“It is professionally irresponsible to draw such a conclusion from the data at this time.” Kshama Sawant
The Seattle Times Reports: Professor Jacob Vigdor and other members of a UW team published a preliminary study of the effects of the $15 minimum wage in Seattle. Whatever good that has done for workers, the UW report caught an angry repose form Kshama Sawant. Ms. Sawant, an avowed Troskyite rather than a Democrat or Republican, had used the $15 wage to great effect to get herself elected to the City Council and, more recently, to campaign for Jill Stein in the Presidential race.
The UW report was very careful. The new law is still in its early stages and may have more effect on business planning than on actual wages or business costs. The report also pointed out that because Seattle is in the midst of a boom, any effect on the economy, including effects on low end jobs, needs to be measured against what might be true if our economy were not doing so spectacularly well.
Sawant is upset because she is working with her Socialist Alternative Party as well as a political action group funded by near billionaire, Nick Hanauer, to support a nationwide movement. The Hanauer group claims that people across the country – from the media talking heads to voters — are closely watching what happens in Seattle. They talk about this city as the new California, the model for what happens across the US. I have heard this idea called “The Seattle First” model.
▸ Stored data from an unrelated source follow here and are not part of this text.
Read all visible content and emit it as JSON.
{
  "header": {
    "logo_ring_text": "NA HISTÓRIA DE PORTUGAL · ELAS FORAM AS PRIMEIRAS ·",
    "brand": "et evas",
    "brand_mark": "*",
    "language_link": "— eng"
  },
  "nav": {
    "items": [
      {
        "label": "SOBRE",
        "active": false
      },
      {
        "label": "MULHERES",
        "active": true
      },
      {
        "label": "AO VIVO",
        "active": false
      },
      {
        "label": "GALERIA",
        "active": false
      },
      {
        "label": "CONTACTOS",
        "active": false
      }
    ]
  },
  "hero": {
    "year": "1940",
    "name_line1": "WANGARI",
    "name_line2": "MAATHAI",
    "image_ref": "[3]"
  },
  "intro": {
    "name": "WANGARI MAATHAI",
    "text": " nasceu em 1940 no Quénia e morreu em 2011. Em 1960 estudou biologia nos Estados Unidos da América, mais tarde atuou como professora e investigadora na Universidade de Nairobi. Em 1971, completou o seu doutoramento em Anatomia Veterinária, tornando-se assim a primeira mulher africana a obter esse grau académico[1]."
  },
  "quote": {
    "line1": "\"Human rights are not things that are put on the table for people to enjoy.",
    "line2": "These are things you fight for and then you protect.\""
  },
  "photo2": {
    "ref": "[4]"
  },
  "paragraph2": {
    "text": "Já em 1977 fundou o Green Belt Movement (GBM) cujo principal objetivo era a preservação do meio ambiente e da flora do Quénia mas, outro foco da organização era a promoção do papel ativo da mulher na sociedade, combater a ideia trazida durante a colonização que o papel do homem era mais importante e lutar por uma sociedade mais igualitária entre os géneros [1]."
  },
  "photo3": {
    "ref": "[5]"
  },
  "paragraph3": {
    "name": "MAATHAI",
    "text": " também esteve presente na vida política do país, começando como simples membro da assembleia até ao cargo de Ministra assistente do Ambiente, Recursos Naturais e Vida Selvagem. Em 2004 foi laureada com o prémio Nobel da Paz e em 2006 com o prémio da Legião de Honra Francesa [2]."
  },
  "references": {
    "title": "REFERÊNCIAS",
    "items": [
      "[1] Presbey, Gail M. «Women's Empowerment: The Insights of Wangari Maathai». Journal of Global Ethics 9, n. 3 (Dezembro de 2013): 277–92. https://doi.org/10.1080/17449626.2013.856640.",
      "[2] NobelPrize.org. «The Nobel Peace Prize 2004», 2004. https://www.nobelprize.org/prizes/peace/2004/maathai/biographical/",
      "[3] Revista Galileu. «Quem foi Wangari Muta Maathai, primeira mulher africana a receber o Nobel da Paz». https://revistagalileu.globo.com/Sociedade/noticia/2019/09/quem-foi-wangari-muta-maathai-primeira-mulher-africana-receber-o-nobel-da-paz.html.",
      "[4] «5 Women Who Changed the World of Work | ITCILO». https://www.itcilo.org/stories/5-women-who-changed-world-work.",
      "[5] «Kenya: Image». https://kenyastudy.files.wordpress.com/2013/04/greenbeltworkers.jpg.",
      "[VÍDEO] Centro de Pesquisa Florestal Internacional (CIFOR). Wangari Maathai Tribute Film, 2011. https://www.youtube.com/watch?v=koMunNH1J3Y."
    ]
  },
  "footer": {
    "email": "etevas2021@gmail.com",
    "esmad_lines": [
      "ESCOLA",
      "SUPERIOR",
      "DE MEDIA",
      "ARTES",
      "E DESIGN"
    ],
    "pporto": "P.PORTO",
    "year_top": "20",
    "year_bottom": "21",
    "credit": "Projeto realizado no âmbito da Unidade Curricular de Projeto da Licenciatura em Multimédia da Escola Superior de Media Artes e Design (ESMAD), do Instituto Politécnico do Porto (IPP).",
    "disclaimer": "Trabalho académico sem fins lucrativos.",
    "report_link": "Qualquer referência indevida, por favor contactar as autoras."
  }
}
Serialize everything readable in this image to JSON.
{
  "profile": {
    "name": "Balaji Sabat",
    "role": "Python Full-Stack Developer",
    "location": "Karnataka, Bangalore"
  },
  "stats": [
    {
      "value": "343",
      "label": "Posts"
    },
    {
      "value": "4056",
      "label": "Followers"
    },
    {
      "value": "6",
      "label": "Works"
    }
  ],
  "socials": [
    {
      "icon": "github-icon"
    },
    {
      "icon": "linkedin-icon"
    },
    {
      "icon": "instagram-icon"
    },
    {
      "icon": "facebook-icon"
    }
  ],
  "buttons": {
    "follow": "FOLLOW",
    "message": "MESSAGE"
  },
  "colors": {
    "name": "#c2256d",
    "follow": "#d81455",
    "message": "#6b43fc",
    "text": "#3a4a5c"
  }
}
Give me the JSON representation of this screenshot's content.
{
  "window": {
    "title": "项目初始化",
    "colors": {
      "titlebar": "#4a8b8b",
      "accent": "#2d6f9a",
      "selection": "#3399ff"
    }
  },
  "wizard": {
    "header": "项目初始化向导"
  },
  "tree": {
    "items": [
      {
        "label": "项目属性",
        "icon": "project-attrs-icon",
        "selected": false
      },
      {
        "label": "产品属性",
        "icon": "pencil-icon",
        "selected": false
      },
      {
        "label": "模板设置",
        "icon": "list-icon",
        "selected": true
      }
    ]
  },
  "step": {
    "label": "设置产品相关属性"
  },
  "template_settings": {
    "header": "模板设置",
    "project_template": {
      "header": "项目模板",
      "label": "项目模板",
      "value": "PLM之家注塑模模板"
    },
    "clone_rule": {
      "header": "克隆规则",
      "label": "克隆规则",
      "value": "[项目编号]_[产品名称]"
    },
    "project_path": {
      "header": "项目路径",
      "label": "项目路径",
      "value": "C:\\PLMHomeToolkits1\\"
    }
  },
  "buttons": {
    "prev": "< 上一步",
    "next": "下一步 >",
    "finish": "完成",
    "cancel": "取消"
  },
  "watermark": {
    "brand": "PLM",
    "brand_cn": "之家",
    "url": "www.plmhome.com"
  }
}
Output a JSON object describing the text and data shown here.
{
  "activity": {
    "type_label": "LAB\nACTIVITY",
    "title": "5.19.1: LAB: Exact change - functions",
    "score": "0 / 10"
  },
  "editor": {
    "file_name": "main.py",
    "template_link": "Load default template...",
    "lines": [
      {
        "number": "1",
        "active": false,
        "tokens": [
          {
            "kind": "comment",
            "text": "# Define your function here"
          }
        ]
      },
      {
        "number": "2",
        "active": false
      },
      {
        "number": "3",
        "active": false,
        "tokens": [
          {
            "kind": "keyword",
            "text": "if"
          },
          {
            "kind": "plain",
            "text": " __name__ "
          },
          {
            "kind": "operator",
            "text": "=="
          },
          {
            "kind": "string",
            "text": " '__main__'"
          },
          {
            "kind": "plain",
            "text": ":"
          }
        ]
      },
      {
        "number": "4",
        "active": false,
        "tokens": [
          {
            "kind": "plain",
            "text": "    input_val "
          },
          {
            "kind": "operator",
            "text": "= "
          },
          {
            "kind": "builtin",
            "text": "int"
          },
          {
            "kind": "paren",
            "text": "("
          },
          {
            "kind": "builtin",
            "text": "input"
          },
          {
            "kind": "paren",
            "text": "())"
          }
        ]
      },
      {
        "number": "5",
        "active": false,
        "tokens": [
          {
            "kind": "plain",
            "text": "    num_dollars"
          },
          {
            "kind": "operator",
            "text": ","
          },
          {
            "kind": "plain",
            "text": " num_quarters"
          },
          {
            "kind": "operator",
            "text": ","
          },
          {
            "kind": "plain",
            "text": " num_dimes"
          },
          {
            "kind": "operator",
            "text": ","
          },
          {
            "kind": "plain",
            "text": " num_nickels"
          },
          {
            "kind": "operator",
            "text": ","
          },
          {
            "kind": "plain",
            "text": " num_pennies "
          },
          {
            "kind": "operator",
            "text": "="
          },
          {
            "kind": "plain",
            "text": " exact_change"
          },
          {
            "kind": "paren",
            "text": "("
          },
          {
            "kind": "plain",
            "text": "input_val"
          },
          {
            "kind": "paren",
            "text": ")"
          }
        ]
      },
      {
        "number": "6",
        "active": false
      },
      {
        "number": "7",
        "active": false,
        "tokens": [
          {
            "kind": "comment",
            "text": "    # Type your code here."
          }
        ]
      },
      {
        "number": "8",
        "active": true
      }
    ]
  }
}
The Hanauer group needs to be careful about whom it chooses as allies. While they, and she, tout the fact that Sawant has a PhD in economics, her thesis was never published presumably because, according to another UW professor who read the thesis, this thesis was a trivial exercise about the effects of education in rural India. Although I am not an economist, I went through the math in her thesis and was underwhelmed.
An unpublished thesis from a less than stellar college in Virginia is not a great authority! This math in the thesis seemed to me more like a college Ec major exercise than a work worth of a real economist. Certainly Swant’s not on a par with the published efforts by Jacob Vigdor and his team.
I will so one step further. Sawant’s retort in today’s Seattle Time seems a lot like something Trump would say. “I’m not only concerned that we’re in danger of drawing erroneous conclusions about Seattle’s minimum-wage increase — I’m concerned about the consequences that could have on the nationwide fight for $15 (per hour).” Sawant’s resemblance to a Trumpian may not just be metaphoric. Sawant is currently campaigning for Green Party candidate Jill Stein. Stein for her part has been criticized by the Russian Green party for being silent on Putin’s human rights abuses. Last year Stein even went to Moscow to celebrate Putin’s state propaganda outlet, “RT,” and sat at the same dinner table as Donald Trump’s military adviser, retired-Gen. Mike Flynn and Putin himself. Hanauer needs to be more careful about who he friends.
Again, in a very Trumpian manner, Council member Sawant went on to challenge Dr. Vigdor’s objectivity. Sawant attacked the statistical models used by UW team. That model used sophisticated mathematics to isolate the impact of the minimum-wage law from other conditions, compared what happened in real Seattle from June 2014 through December 2015 to model Seattle. She said “Wages, jobs, hours worked and net business openings all increased in Seattle. Yet you chose to emphasize to the press that employment rates and hours worked went down compared to the fictional synthetic Seattle. Your methodological shortcomings and ideological editorializing undermine the credibility of the report.”
In a letter replying to Sawant on Tuesday, Vigdor and 10 other UW researchers, including several professors, said their work is a collective project.
“The research products generated by the minimum-wage study team are the work of all team members and not one member. The entire team has participated in discussion around research design, analysis, interpretation and presentation of results. We have taken great care to discuss where we find the evidence most compelling and where we are most uncertain. We believe our report reflects this care and caution.”
“Our work product is a public document, subject to partisan interpretation,” and said parts of the report have been used to promote both positive and negative views of Seattle’s law. “We have no ideological commitment.” “We may appear as though we have some ideological slant because we’re not reliably agreeing with anybody.”